Il Case Manager è uno specialista, non necessariamente riconducibile a un preciso gruppo professionale, con spiccate capacità di comunicazione e di collaborazione il cui obiettivo è quello di pianificare, coordinare, gestire e revisionare in modo efficace ed efficiente il piano assistenziale delle singole persone attraverso il coordinamento di tutti gli attori chiamati in causa.

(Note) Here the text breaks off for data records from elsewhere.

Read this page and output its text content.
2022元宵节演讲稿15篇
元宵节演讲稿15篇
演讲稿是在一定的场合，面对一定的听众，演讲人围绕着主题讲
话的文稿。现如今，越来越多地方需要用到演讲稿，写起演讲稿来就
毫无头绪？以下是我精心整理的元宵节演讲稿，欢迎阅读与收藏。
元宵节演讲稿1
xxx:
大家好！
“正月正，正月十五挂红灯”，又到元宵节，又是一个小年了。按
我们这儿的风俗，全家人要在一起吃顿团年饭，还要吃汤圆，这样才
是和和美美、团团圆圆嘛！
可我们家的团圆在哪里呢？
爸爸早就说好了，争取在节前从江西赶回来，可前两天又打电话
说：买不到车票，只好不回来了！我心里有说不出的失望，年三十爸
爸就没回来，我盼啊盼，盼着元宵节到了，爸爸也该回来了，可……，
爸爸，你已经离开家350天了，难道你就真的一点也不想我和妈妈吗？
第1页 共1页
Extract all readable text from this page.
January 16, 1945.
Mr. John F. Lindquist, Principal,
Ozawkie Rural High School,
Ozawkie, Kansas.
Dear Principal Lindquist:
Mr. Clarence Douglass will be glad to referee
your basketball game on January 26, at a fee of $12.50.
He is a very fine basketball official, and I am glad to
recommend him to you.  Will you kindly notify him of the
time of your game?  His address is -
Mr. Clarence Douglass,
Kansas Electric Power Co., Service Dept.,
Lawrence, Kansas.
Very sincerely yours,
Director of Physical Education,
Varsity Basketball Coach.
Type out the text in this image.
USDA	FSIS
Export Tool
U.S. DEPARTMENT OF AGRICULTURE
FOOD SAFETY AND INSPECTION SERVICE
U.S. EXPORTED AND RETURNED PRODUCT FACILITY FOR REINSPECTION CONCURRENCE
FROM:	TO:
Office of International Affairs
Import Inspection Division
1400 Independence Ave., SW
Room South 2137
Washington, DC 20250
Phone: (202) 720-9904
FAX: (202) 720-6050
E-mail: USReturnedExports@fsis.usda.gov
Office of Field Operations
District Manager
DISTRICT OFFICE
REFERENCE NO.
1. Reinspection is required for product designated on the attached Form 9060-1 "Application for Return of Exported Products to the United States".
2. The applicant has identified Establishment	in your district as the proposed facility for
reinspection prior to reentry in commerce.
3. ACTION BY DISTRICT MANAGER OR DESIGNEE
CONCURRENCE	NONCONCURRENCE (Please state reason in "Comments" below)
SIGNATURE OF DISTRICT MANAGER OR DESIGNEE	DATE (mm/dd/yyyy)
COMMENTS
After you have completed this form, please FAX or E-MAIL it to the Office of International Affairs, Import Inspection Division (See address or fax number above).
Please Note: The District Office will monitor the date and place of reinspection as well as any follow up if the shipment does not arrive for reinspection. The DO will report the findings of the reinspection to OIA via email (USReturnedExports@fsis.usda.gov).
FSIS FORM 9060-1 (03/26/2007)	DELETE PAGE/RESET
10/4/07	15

Ma queste nuove figure non troverebbero “basi” al proprio operare se non potessero contare su una formazione innovativa e più strutturata del Mmg, che prepari la messa in opera del nuovo sistema.

  • I programmi dei corsi di formazione in medicina, secondo Meridiano Sanità, dovrebbero prevedere una migliore integrazione tra la medicina specialistica e quella generale.
  • Le strutture che erogano la formazione complementare dovrebbero essere utilizzate anche per la formazione continua.
  • Dovrebbe essere istituito presso l’Università un albo aperto in cui inserire, come professori a contratto, i docenti di medicina generale selezionati in base alle loro esperienze e competenze.
  • In questa prospettiva va previsto anche, eventualmente come compito delle Regioni, il potenziamento della formazione dei direttori di Distretto utilizzando corsi di management i cui contenuti sono peraltro già presenti nei corsi di specializzazione universitaria in “medicina di comunità”. Dovrebbero essere previsti, infine, secondo lo studio, adeguati controlli sulle modalità con cui le Regioni impiegano concretamente i fondi stanziati per la formazione della medicina generale.